A primeira atividade realizada na cidade foi o debate sobre “A Crise da Lei de Acesso à Informação: política de Estado ou Política de Governo”, realizada na Universidade de Brasília (UnB) na segunda-feira, dia 16. Ainda na UnB, quinta-feira, dia 19, foi dia de conversar sobre  “Mídias da UnB: liberdade de expressão e manifestação na Universidade”. Um debate fundamental num momento em que o espaço universitário torna-se um dos campos de resistência na luta contra os desmontes das políticas públicas, principalmente na educação, promovidos pelo governo federal.

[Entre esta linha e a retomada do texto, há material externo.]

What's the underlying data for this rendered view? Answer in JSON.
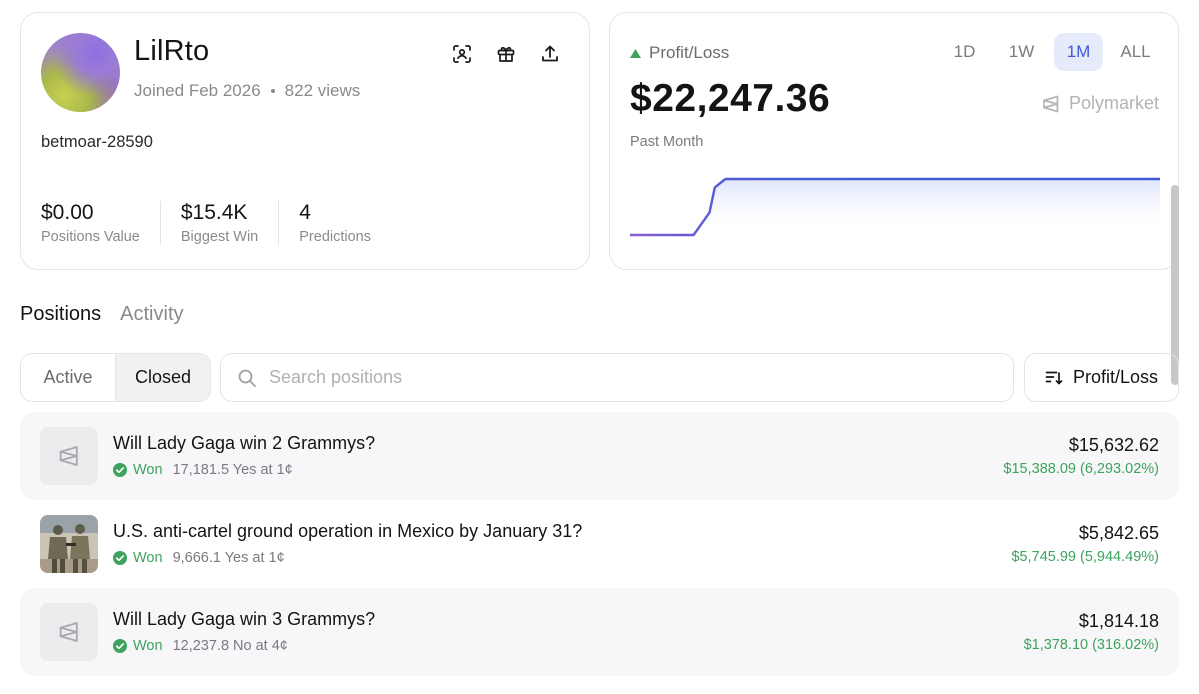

Para Juliana Nunes, jornalista da Agência Brasil e ex-estudante da UnB, os diálogos para elaboração de pautas nas mídias da universidade precisam ser democráticos. “Criar conselhos de leitores que tragam uma nova visão sobre a pauta e outras experiências de participação”, refletiu ela.

Danielle Assis, integrante do Centro Acadêmico de Comunicação da Unb (Cacom), declarou que a atividade tinha o intuito de pensar sobre o tipo de comunicação que está sendo construída nas mídias da UnB. “É uma comunicação institucional? Não é? Estamos tendo liberdade de expressão para definir sobre o quê vai ser publicado? Precisamos ter clareza de onde estamos e para onde vamos, pois queiram ou não, fazemos parte de uma comunicação pública”, reforçou.

A coordenadora executiva do Fórum Nacional pela Democratização da Comunicação (FNDC), Bia Barbosa, falou sobre a importância dos veículos universitários na tomada de decisão dos estudantes sobre qual caminho seguir na vida profissional e, principalmente, na missão de levar para suas carreiras o “espírito público” da comunicação social. “Os espaços da mídia universitária são fundamentais para experimentar e construir coisas diferentes. É um espaço para um novo exercício da comunicação, para que saiam preparados para disputar lá fora uma nova forma de fazer comunicação”, destacou.

Na noite do mesmo dia, foi momento de discutir os “Desafios da Internet: acesso, neutralidade, privacidade e liberdade de expressão”. A atividade teve como princípio levantar os principais temas que vêm desafiando a democratização da comunicação na internet. Marcos Urupá, coordenador executivo do Intervozes – Coletivo Brasil de Comunicação Social, relatou que hoje algo em torno de 44 a 46% da população não tem acesso à internet. Segundo ele, há dois fatores  que limitam esse acesso. O primeiro é a infraestrutura, e o segundo, o preço, que, quanto mais fora do eixo econômico dos grandes centros, mais caro se torna.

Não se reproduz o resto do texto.